Combien ça coûte?
Combien ça coûte, être en situation d’handicap?
1500$ par mois pour une vie digne.
« On va se dire les vraies affaires, être en situation de handicap, ça coûte vraiment cher. » Maude Massicotte, directrice générale d’un organisme communautaire, cofondatrice d’Impact Universel et atteinte de paralysie cérébrale, ne mâche pas ses mots. Dans un monde qui se targue d’inclusion, la réalité financière des personnes vivant avec un handicap physique ressemble davantage à un parcours du combattant qu’à un long fleuve tranquille.

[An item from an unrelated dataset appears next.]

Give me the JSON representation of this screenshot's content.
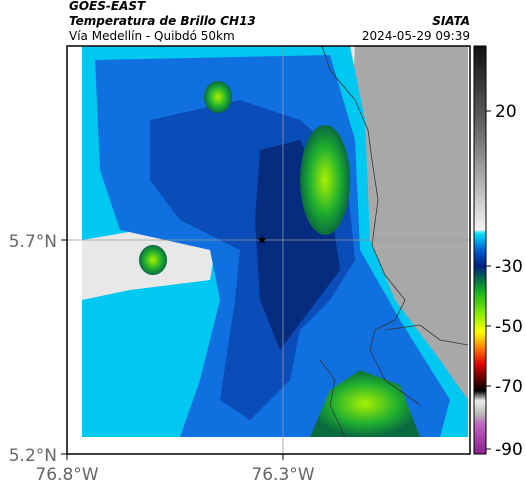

Non, l’État ne prend pas tout en charge. Au contraire, pour Maude, la facture annuelle pour simplement « fonctionner » et maintenir une qualité de vie décente est astronomique. Entre les besoins de soutien à domicile, les frais médicaux non couverts et les lacunes du système de transport, le handicap devient une taxe invisible, mais omniprésente.
Le logement : un luxe inaccessible
Trouver un toit est un défi pour tous, mais pour Maude, c’est un casse-tête financier majeur. Elle a dû faire un choix déchirant : vivre dans le marché privé pour conserver son autonomie et la possibilité de vivre en couple. « Mon salaire est beaucoup trop haut pour les logements subventionnés », explique-t-elle. Résultat ? Un loyer de 1 600 $par mois, auquel se sont ajoutés 500$ de sa propre poche pour rendre l’espace accessible.
L’accessibilité ne devrait pas être un luxe, pourtant les subventions comme le Programme d’adaptation à domicile (PAD) ont subi des coupes drastiques en décembre 2024. Pour ceux qui, comme Maude, aspirent à une carrière et à une vie personnelle épanouie, le système semble punir l’ambition.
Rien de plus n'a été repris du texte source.